Eisenberg continue de réfléchir et de se dire : « Ce que nous faisons ici est magnifique, il raconte une histoire et montre un endroit dont beaucoup de gens ne croient plus aujourd’hui qu’il existe. C’est donc devenu pour moi un cadeau vraiment incroyable que je recevais à la fois des gens qui travaillaient là-bas et de cette équipe polonaise qui a été obligée de se rendre dans cet endroit très inconfortable pour une journée de tournage. »
Le plus grand succès du film est peut-être le fait qu’il alterne entre deux cousins qui s’agacent l’un l’autre et qui réfléchissent à l’énormité d’une tragédie mondiale. « A Real Pain » existe toujours à une échelle à laquelle on peut s’identifier. Dans cet esprit, il s’agit en effet du propre fils d’Eisenberg, Banner, qui apparaît brièvement dans le rôle du fils de David à quelques moments du film. Leurs conversations FaceTime à l’écran tournent principalement autour de l’obsession du jeune garçon pour la hauteur des immeubles.

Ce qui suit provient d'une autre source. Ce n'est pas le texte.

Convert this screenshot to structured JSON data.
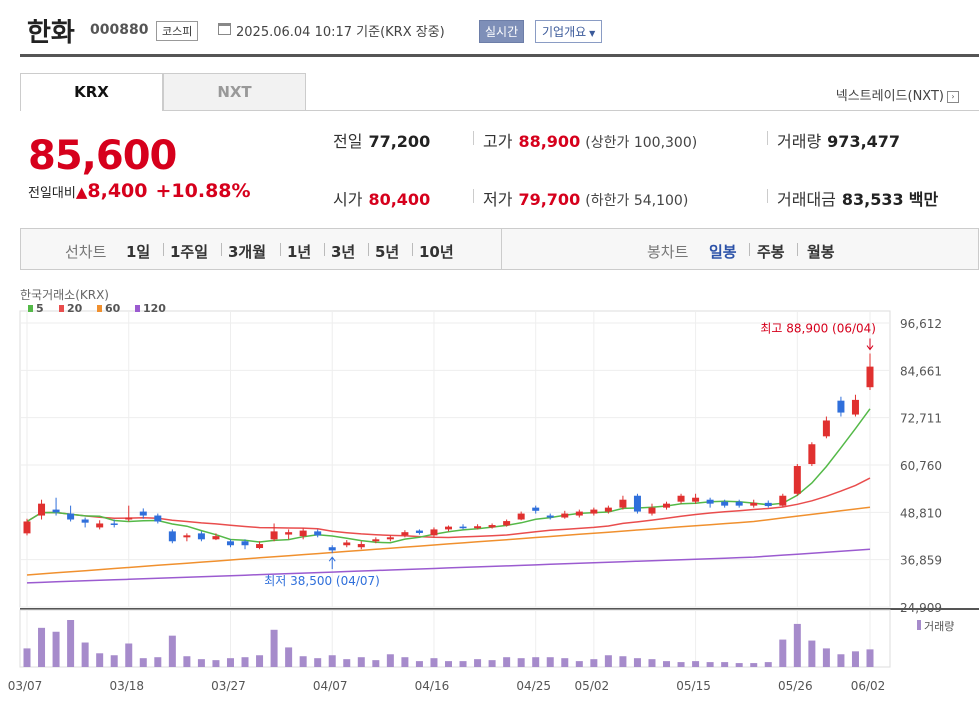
{
  "header": {
    "company": "한화",
    "code": "000880",
    "market": "코스피",
    "datetime": "2025.06.04 10:17  기준(KRX 장중)",
    "realtime": "실시간",
    "company_info": "기업개요"
  },
  "tabs": {
    "krx": "KRX",
    "nxt": "NXT",
    "nxt_link": "넥스트레이드(NXT)"
  },
  "price": {
    "current": "85,600",
    "change_label": "전일대비",
    "change_amount": "8,400",
    "change_pct": "+10.88%"
  },
  "info": {
    "prev_close": {
      "label": "전일",
      "value": "77,200"
    },
    "high": {
      "label": "고가",
      "value": "88,900",
      "sub": "(상한가 100,300)"
    },
    "volume": {
      "label": "거래량",
      "value": "973,477"
    },
    "open": {
      "label": "시가",
      "value": "80,400"
    },
    "low": {
      "label": "저가",
      "value": "79,700",
      "sub": "(하한가 54,100)"
    },
    "amount": {
      "label": "거래대금",
      "value": "83,533",
      "unit": "백만"
    }
  },
  "period_bar": {
    "line_label": "선차트",
    "line_items": [
      "1일",
      "1주일",
      "3개월",
      "1년",
      "3년",
      "5년",
      "10년"
    ],
    "candle_label": "봉차트",
    "candle_items": [
      "일봉",
      "주봉",
      "월봉"
    ],
    "active_candle": "일봉"
  },
  "chart_data": {
    "type": "candlestick",
    "source": "한국거래소(KRX)",
    "ma_legend": [
      {
        "name": "5",
        "color": "#54b948"
      },
      {
        "name": "20",
        "color": "#e94d4d"
      },
      {
        "name": "60",
        "color": "#f0902e"
      },
      {
        "name": "120",
        "color": "#9b5bd0"
      }
    ],
    "y_ticks": [
      "96,612",
      "84,661",
      "72,711",
      "60,760",
      "48,810",
      "36,859",
      "24,909"
    ],
    "ylim": [
      24909,
      96612
    ],
    "x_ticks": [
      "03/07",
      "03/18",
      "03/27",
      "04/07",
      "04/16",
      "04/25",
      "05/02",
      "05/15",
      "05/26",
      "06/02"
    ],
    "x_tick_index": [
      0,
      7,
      14,
      21,
      28,
      35,
      39,
      46,
      53,
      58
    ],
    "max_label": "최고 88,900 (06/04)",
    "min_label": "최저 38,500 (04/07)",
    "volume_label": "거래량",
    "candles": [
      {
        "o": 43500,
        "c": 46500,
        "h": 47200,
        "l": 43000
      },
      {
        "o": 48000,
        "c": 51000,
        "h": 52000,
        "l": 47000
      },
      {
        "o": 49500,
        "c": 48800,
        "h": 52500,
        "l": 48000
      },
      {
        "o": 48500,
        "c": 47000,
        "h": 50500,
        "l": 46500
      },
      {
        "o": 47000,
        "c": 46200,
        "h": 47500,
        "l": 45000
      },
      {
        "o": 45000,
        "c": 46000,
        "h": 46800,
        "l": 44500
      },
      {
        "o": 46000,
        "c": 45800,
        "h": 47000,
        "l": 45000
      },
      {
        "o": 47000,
        "c": 47500,
        "h": 50500,
        "l": 46500
      },
      {
        "o": 49000,
        "c": 48000,
        "h": 49800,
        "l": 47200
      },
      {
        "o": 48000,
        "c": 46500,
        "h": 48500,
        "l": 46000
      },
      {
        "o": 44000,
        "c": 41500,
        "h": 44500,
        "l": 41000
      },
      {
        "o": 42500,
        "c": 43000,
        "h": 43500,
        "l": 41500
      },
      {
        "o": 43500,
        "c": 42000,
        "h": 44000,
        "l": 41500
      },
      {
        "o": 42000,
        "c": 42800,
        "h": 43500,
        "l": 41800
      },
      {
        "o": 41500,
        "c": 40500,
        "h": 42000,
        "l": 40000
      },
      {
        "o": 41500,
        "c": 40500,
        "h": 42000,
        "l": 39500
      },
      {
        "o": 39800,
        "c": 40800,
        "h": 41500,
        "l": 39500
      },
      {
        "o": 42000,
        "c": 44000,
        "h": 46000,
        "l": 41500
      },
      {
        "o": 43200,
        "c": 43800,
        "h": 44500,
        "l": 42000
      },
      {
        "o": 42800,
        "c": 44200,
        "h": 44800,
        "l": 42000
      },
      {
        "o": 44000,
        "c": 43000,
        "h": 44500,
        "l": 42500
      },
      {
        "o": 40000,
        "c": 39200,
        "h": 40500,
        "l": 38500
      },
      {
        "o": 40500,
        "c": 41200,
        "h": 41800,
        "l": 40000
      },
      {
        "o": 40000,
        "c": 40800,
        "h": 41500,
        "l": 39500
      },
      {
        "o": 41500,
        "c": 42000,
        "h": 42500,
        "l": 41000
      },
      {
        "o": 42000,
        "c": 42500,
        "h": 43000,
        "l": 41500
      },
      {
        "o": 43000,
        "c": 43800,
        "h": 44300,
        "l": 42500
      },
      {
        "o": 44200,
        "c": 43600,
        "h": 44500,
        "l": 43200
      },
      {
        "o": 43000,
        "c": 44500,
        "h": 45000,
        "l": 42500
      },
      {
        "o": 44500,
        "c": 45200,
        "h": 45500,
        "l": 44000
      },
      {
        "o": 45200,
        "c": 44800,
        "h": 45800,
        "l": 44500
      },
      {
        "o": 44800,
        "c": 45300,
        "h": 45800,
        "l": 44500
      },
      {
        "o": 45000,
        "c": 45600,
        "h": 46000,
        "l": 44700
      },
      {
        "o": 45500,
        "c": 46600,
        "h": 47000,
        "l": 45200
      },
      {
        "o": 47000,
        "c": 48500,
        "h": 49000,
        "l": 46800
      },
      {
        "o": 50000,
        "c": 49200,
        "h": 50500,
        "l": 48500
      },
      {
        "o": 48000,
        "c": 47500,
        "h": 48500,
        "l": 47000
      },
      {
        "o": 47500,
        "c": 48500,
        "h": 49200,
        "l": 47200
      },
      {
        "o": 48000,
        "c": 49000,
        "h": 49500,
        "l": 47500
      },
      {
        "o": 48500,
        "c": 49500,
        "h": 50000,
        "l": 48000
      },
      {
        "o": 49000,
        "c": 50000,
        "h": 50500,
        "l": 48500
      },
      {
        "o": 50000,
        "c": 52000,
        "h": 53000,
        "l": 49500
      },
      {
        "o": 53000,
        "c": 49000,
        "h": 53500,
        "l": 48500
      },
      {
        "o": 48500,
        "c": 50000,
        "h": 51000,
        "l": 48000
      },
      {
        "o": 50000,
        "c": 51000,
        "h": 51500,
        "l": 49500
      },
      {
        "o": 51500,
        "c": 53000,
        "h": 53500,
        "l": 51000
      },
      {
        "o": 51500,
        "c": 52500,
        "h": 53500,
        "l": 51000
      },
      {
        "o": 52000,
        "c": 51000,
        "h": 52500,
        "l": 50000
      },
      {
        "o": 51500,
        "c": 50500,
        "h": 52000,
        "l": 50000
      },
      {
        "o": 51500,
        "c": 50500,
        "h": 52000,
        "l": 50000
      },
      {
        "o": 50500,
        "c": 51200,
        "h": 52000,
        "l": 50000
      },
      {
        "o": 51200,
        "c": 50400,
        "h": 51800,
        "l": 50000
      },
      {
        "o": 50500,
        "c": 53000,
        "h": 53500,
        "l": 50200
      },
      {
        "o": 53500,
        "c": 60500,
        "h": 61000,
        "l": 53000
      },
      {
        "o": 61000,
        "c": 66000,
        "h": 66500,
        "l": 60500
      },
      {
        "o": 68000,
        "c": 72000,
        "h": 73000,
        "l": 67500
      },
      {
        "o": 77000,
        "c": 74000,
        "h": 78000,
        "l": 73000
      },
      {
        "o": 73500,
        "c": 77200,
        "h": 78500,
        "l": 73000
      },
      {
        "o": 80400,
        "c": 85600,
        "h": 88900,
        "l": 79700
      }
    ],
    "volumes": [
      19,
      40,
      36,
      48,
      25,
      14,
      12,
      24,
      9,
      10,
      32,
      11,
      8,
      7,
      9,
      10,
      12,
      38,
      20,
      11,
      9,
      12,
      8,
      10,
      7,
      13,
      10,
      6,
      9,
      6,
      6,
      8,
      7,
      10,
      9,
      10,
      10,
      9,
      6,
      8,
      12,
      11,
      9,
      8,
      6,
      5,
      6,
      5,
      5,
      4,
      4,
      5,
      28,
      44,
      27,
      19,
      13,
      16,
      18
    ]
  }
}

« C’était il y a quatre obsessions », dit Eisenberg, notant que les intérêts de son fils se sont depuis déplacés vers la cuisine et la magie.
Une fois qu’il aura terminé le tournage de Insaisissables 3, Eisenberg se consacrera à la réalisation d’un autre film, toujours produit par Fruit Tree, basé sur sa pièce Happy Talk, une autre étude de la dynamique interculturelle. Et bien qu’il y ait un autre rôle pour son fils, Eisenberg dit : « Il sait qu’il aura un rôle moins important dans mon prochain film et je dirais déjà qu’il est légèrement rancunier. »
Comme « A Real Pain » l’explore avec grâce, avec la famille, c’est toujours quelque chose.